In a bid to establish the areas where learning is highly needed, one has to consider the entire system that generates the issues (Senge 2014). It is easy to identify the barriers at departmental levels, but most of the heads lack the knowledge on how their departments should liaise with the rest. An immediate leverage to this problem is incorporating cross-functional teams to ensure openness and a steady flow of information without distortion. For instance, consider cases where duplication or omission might occur. Duplication of efforts occurs because of the failure to account for various parts of the system. Learning should come in to create awareness about the missed opportunity for saving human efforts. Viewing parts broadly, helps see the bonds between factors previously considered as divergent variables (Erjavec, 2010).
The leverage
The cross-functional structure in an organization offers a stabilizing aspect that encourages growth. Often, in the motor industry there is bureaucracy when handling classified information. Following this, the rate of growth might diminish or even stop. However, understanding how to manage the structure becomes inevitable. Reinforcing the indicators of growth requires continued learning to ensure that as products saturate in the market, a firm can stay relevant (Williams & Hummelbrunner, 2011).

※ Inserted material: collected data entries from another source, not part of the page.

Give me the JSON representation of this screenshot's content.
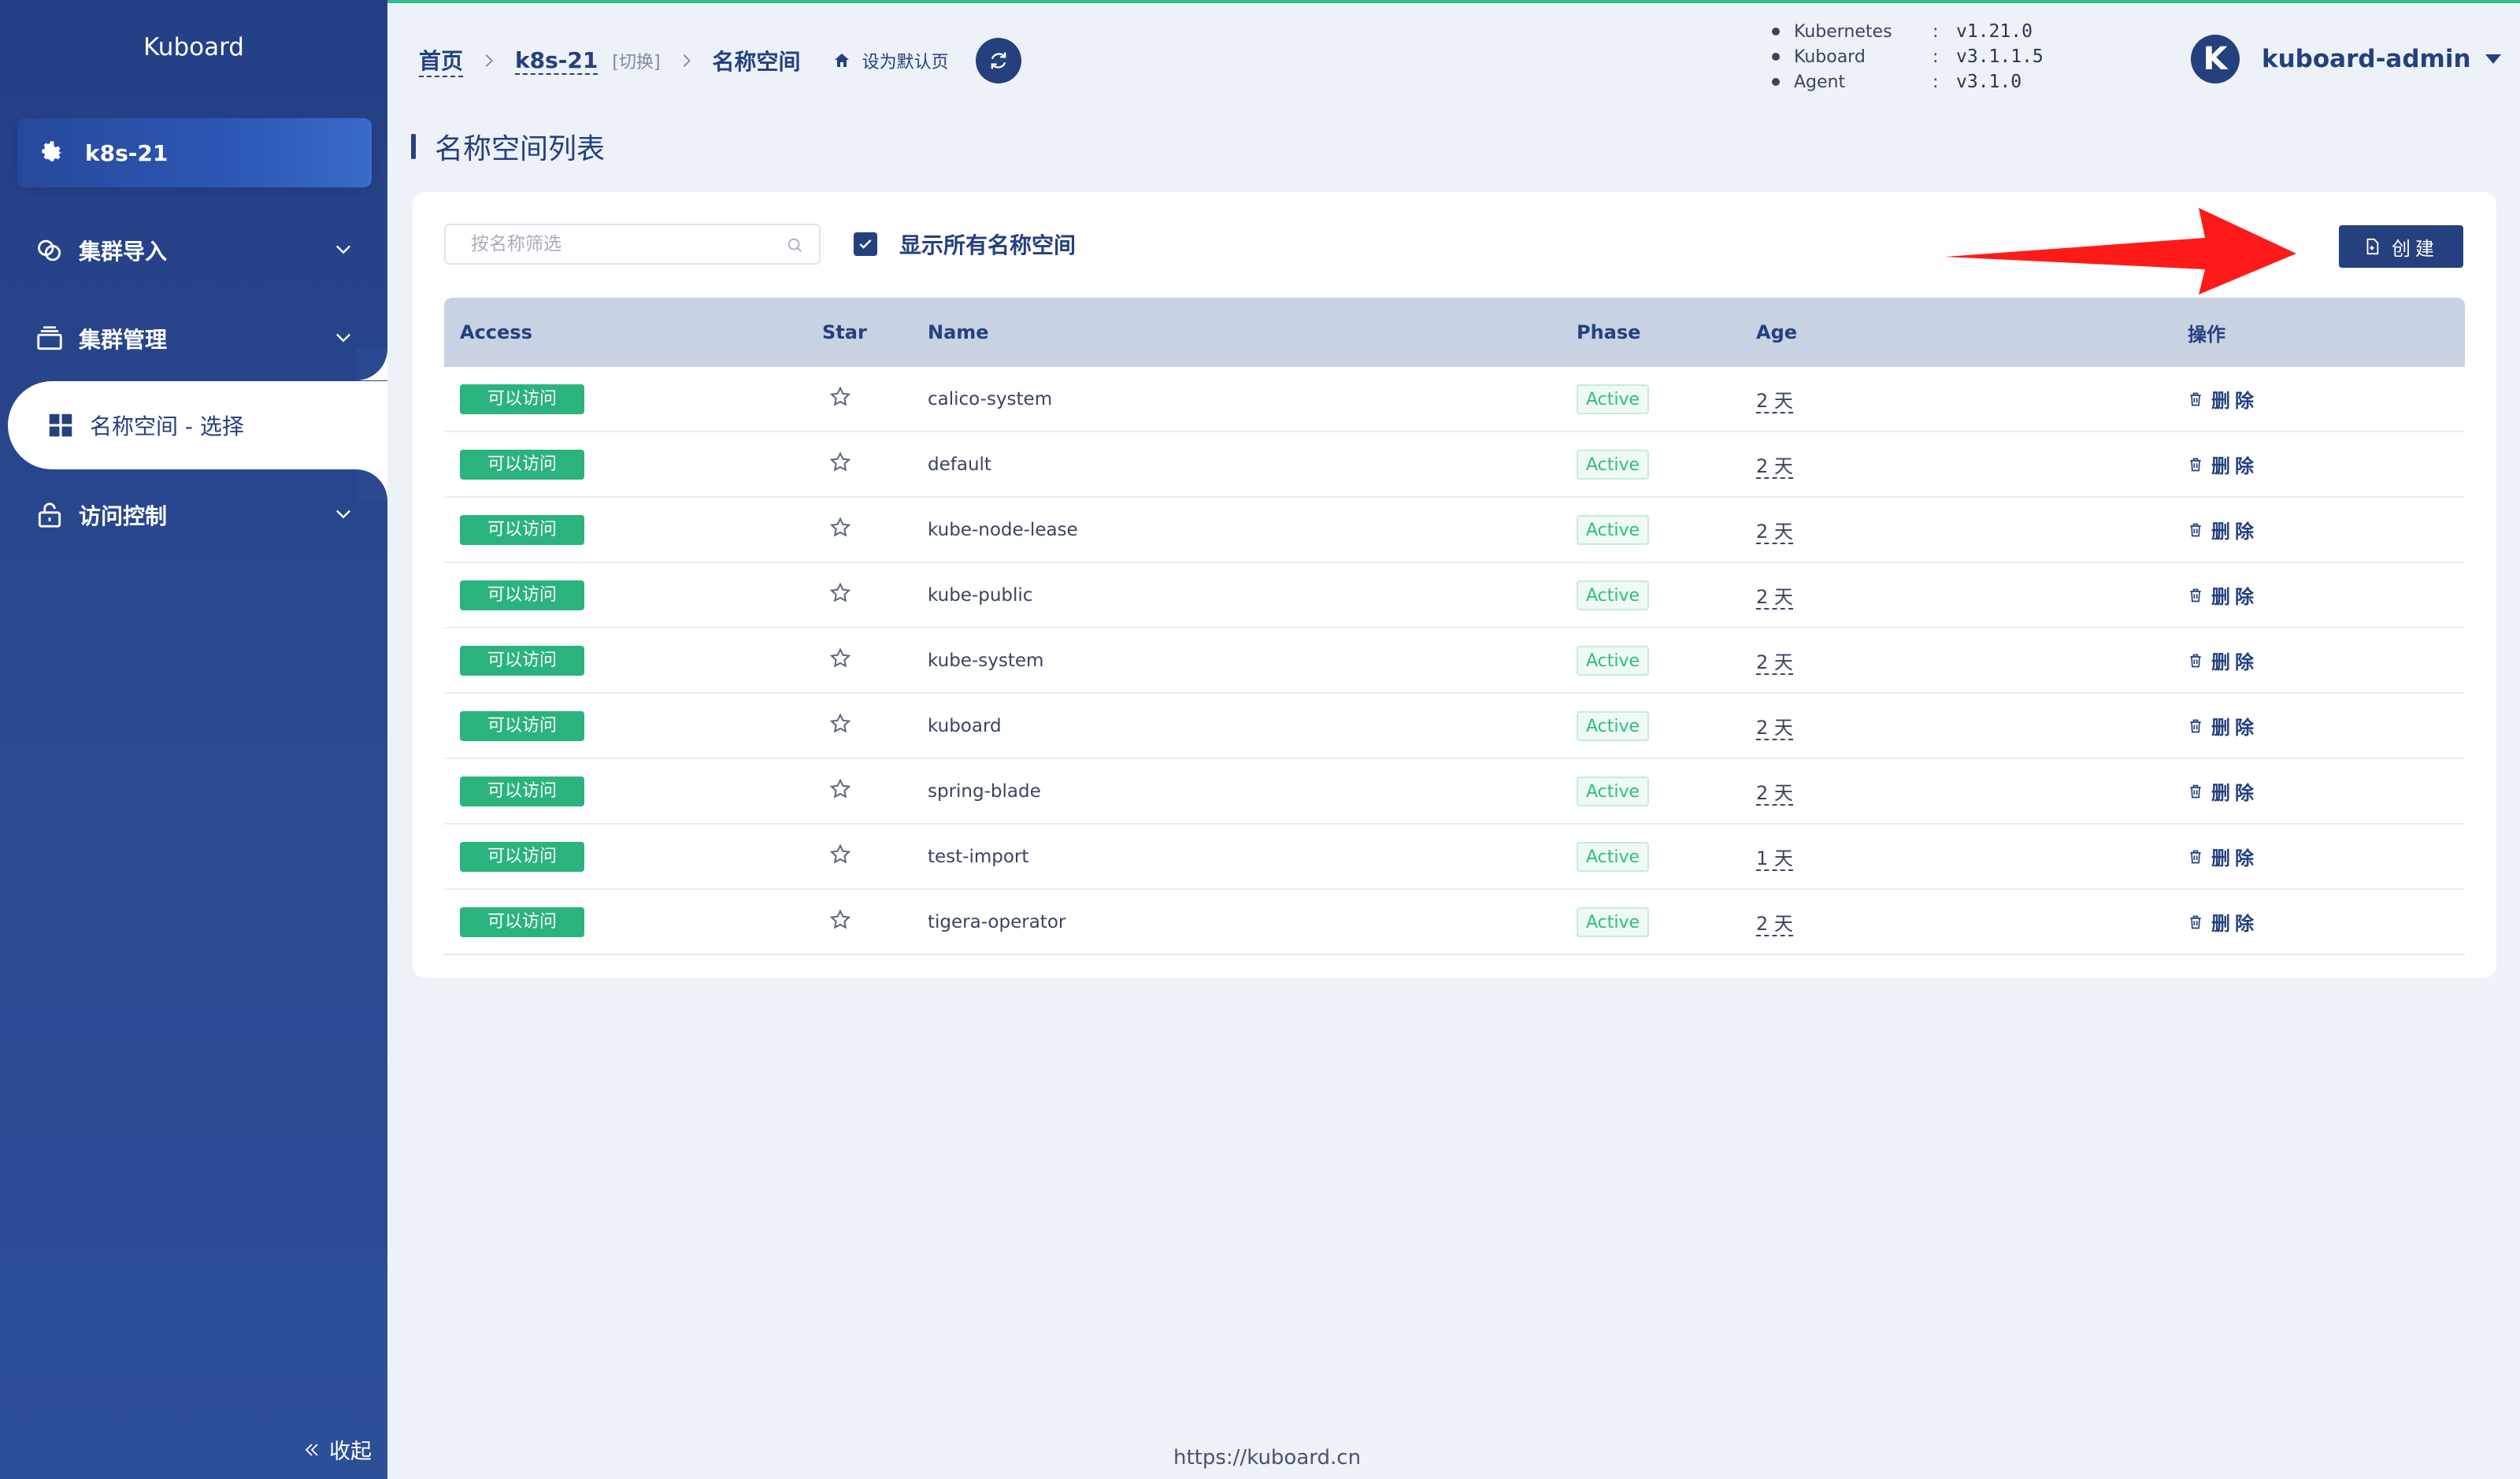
{
  "app": {
    "brand": "Kuboard"
  },
  "sidebar": {
    "cluster": "k8s-21",
    "items": [
      {
        "label": "集群导入",
        "icon": "cluster-import-icon"
      },
      {
        "label": "集群管理",
        "icon": "cluster-manage-icon"
      },
      {
        "label": "名称空间 - 选择",
        "icon": "grid-icon"
      },
      {
        "label": "访问控制",
        "icon": "lock-icon"
      }
    ],
    "collapse": "收起"
  },
  "breadcrumb": {
    "home": "首页",
    "cluster": "k8s-21",
    "switch": "[切换]",
    "current": "名称空间",
    "set_default": "设为默认页"
  },
  "versions": [
    {
      "name": "Kubernetes",
      "sep": ":",
      "value": "v1.21.0"
    },
    {
      "name": "Kuboard",
      "sep": ":",
      "value": "v3.1.1.5"
    },
    {
      "name": "Agent",
      "sep": ":",
      "value": "v3.1.0"
    }
  ],
  "user": {
    "initial": "K",
    "name": "kuboard-admin"
  },
  "page": {
    "title": "名称空间列表"
  },
  "toolbar": {
    "search_placeholder": "按名称筛选",
    "show_all_label": "显示所有名称空间",
    "create_label": "创建"
  },
  "table": {
    "headers": {
      "access": "Access",
      "star": "Star",
      "name": "Name",
      "phase": "Phase",
      "age": "Age",
      "ops": "操作"
    },
    "rows": [
      {
        "access": "可以访问",
        "name": "calico-system",
        "phase": "Active",
        "age": "2 天",
        "op": "删除"
      },
      {
        "access": "可以访问",
        "name": "default",
        "phase": "Active",
        "age": "2 天",
        "op": "删除"
      },
      {
        "access": "可以访问",
        "name": "kube-node-lease",
        "phase": "Active",
        "age": "2 天",
        "op": "删除"
      },
      {
        "access": "可以访问",
        "name": "kube-public",
        "phase": "Active",
        "age": "2 天",
        "op": "删除"
      },
      {
        "access": "可以访问",
        "name": "kube-system",
        "phase": "Active",
        "age": "2 天",
        "op": "删除"
      },
      {
        "access": "可以访问",
        "name": "kuboard",
        "phase": "Active",
        "age": "2 天",
        "op": "删除"
      },
      {
        "access": "可以访问",
        "name": "spring-blade",
        "phase": "Active",
        "age": "2 天",
        "op": "删除"
      },
      {
        "access": "可以访问",
        "name": "test-import",
        "phase": "Active",
        "age": "1 天",
        "op": "删除"
      },
      {
        "access": "可以访问",
        "name": "tigera-operator",
        "phase": "Active",
        "age": "2 天",
        "op": "删除"
      }
    ]
  },
  "footer": {
    "url": "https://kuboard.cn"
  },
  "colors": {
    "primary": "#24407f",
    "sidebar": "#2a4990",
    "success": "#2bb37e",
    "arrow": "#ff1a1a"
  }
}
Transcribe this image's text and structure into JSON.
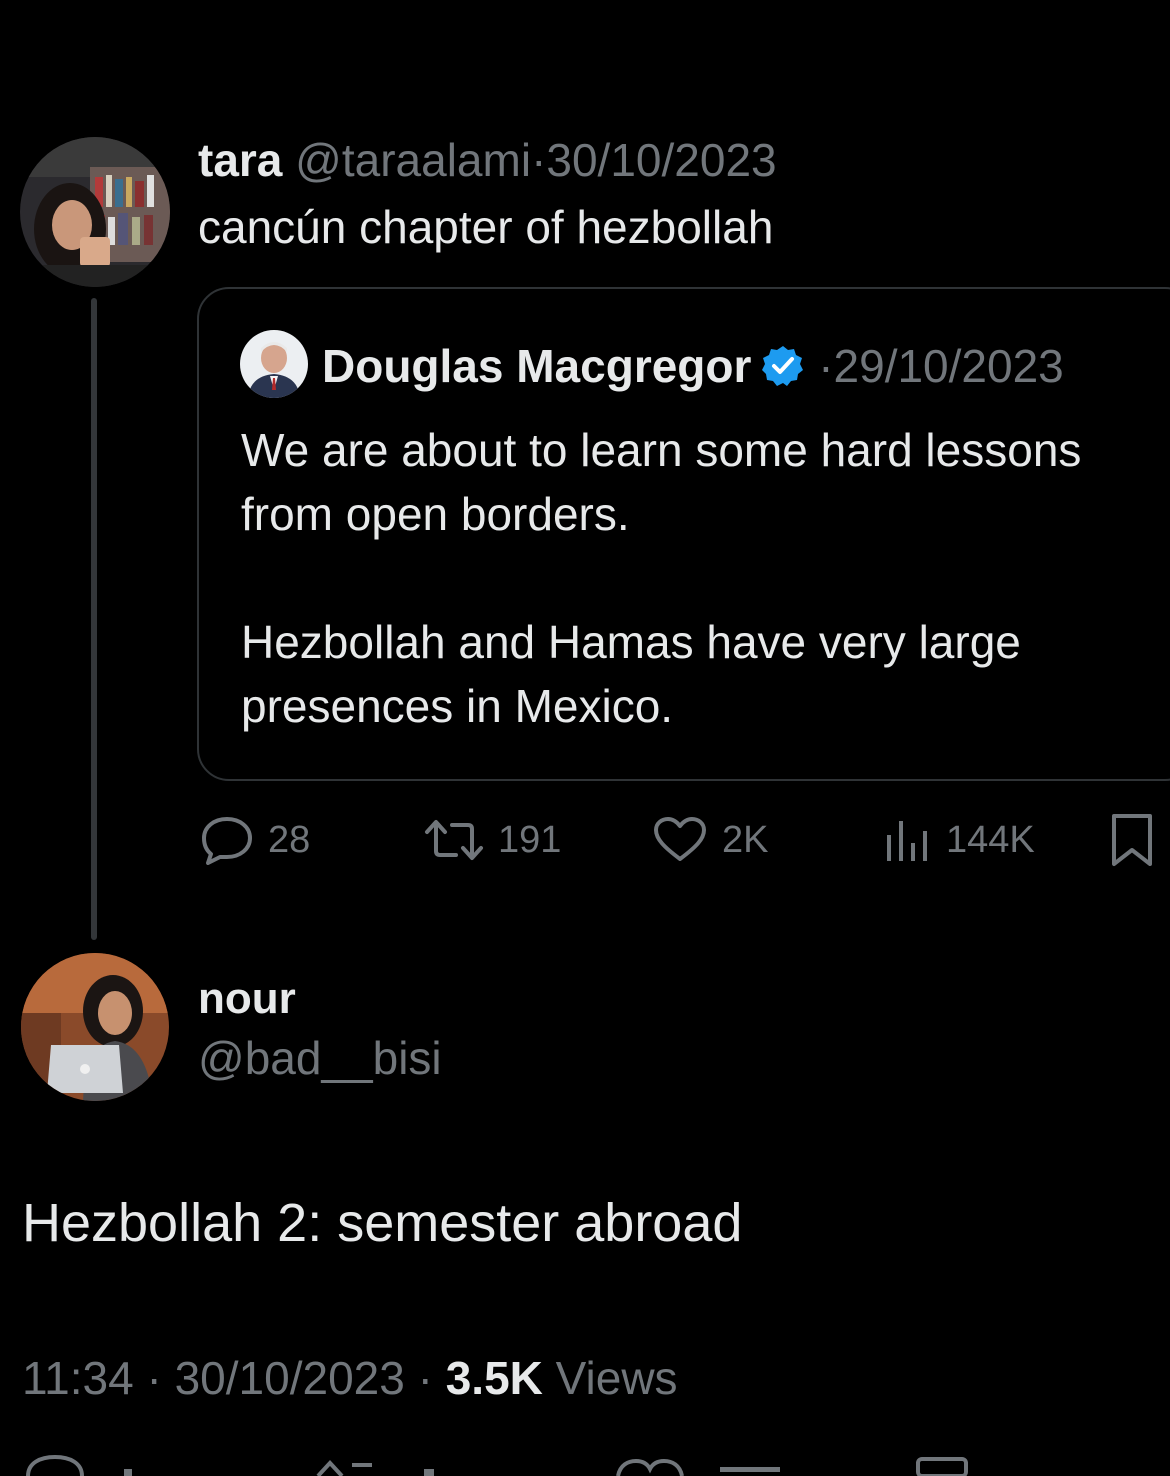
{
  "tweet": {
    "author_name": "tara",
    "author_handle": "@taraalami",
    "date": "30/10/2023",
    "text": "cancún chapter of hezbollah",
    "separator": "·"
  },
  "quote": {
    "author_name": "Douglas Macgregor",
    "verified_icon": "verified-badge-icon",
    "date": "29/10/2023",
    "separator": "·",
    "paragraph1": "We are about to learn some hard lessons from open borders.",
    "paragraph2": "Hezbollah and Hamas have very large presences in Mexico."
  },
  "actions": {
    "replies": "28",
    "retweets": "191",
    "likes": "2K",
    "views": "144K"
  },
  "reply": {
    "author_name": "nour",
    "author_handle": "@bad__bisi",
    "text": "Hezbollah 2: semester abroad",
    "time": "11:34",
    "date": "30/10/2023",
    "views_count": "3.5K",
    "views_label": "Views",
    "separator": "·"
  },
  "colors": {
    "background": "#000000",
    "text": "#e7e9ea",
    "muted": "#71767b",
    "border": "#2f3336",
    "verified": "#1d9bf0"
  }
}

Some managers respond or find leverage through investing more in a bid to sustain growth. Contrarily, this approach may not necessarily work, instead if the market is saturated, as is the case in the motor industry, it is advisable to innovate new products. Managers need smart ideas to know when the time is due to act and reinvent procedures rather than settling for lesser goals (Senge 2014). In this case, lack of coordination becomes a limiting factor. To increase coordination, the behavior of the team has to change. For example, appreciating workers better through salary increase is an effective way to promote desirable team behavior. Besides, maintaining morale through equal treatment of employees and awarding pay based on production increases growth. When this ceases, the growth slows down tremendously implying that the factors leading to improvement are weak.
Conclusion
As aforementioned, systems thinking suggests that there are no external generators of organizational issues. The root of the problem is within, and the whole network is to be blamed for any failures. Therefore, the solution should be creating the team’s ability to learn how to alleviate barriers to growth. The systems thinking framework provides diverse approaches concerning how to learn in a more inclusive way and why it is essential. Such analysis and consideration of the whole enhances careful uncovering of issues that might end up being misunderstood. Ultimately, working as a team helps to map out the comprehensive process of leadership and training.
References
Erjavec, J. (2010). Automotive technology: A systems approach. Australia: Delmar Cengage Learning. Web.
Meadows, D. H., & Wright, D. (2008). Thinking in systems: A primer. White River Junction, VT: Chelsea Green Pub. Web.
Senge, P. M. (2014). The Fifth Discipline Fieldbook. In Exploring your own story (pp. 46-71). S.I: Crown Publishing Group. Web.
Williams, B., & Hummelbrunner, R. (2011). Systems concepts in action: A practitioner’s toolkit. Stanford, CA: Stanford Business Books. Web.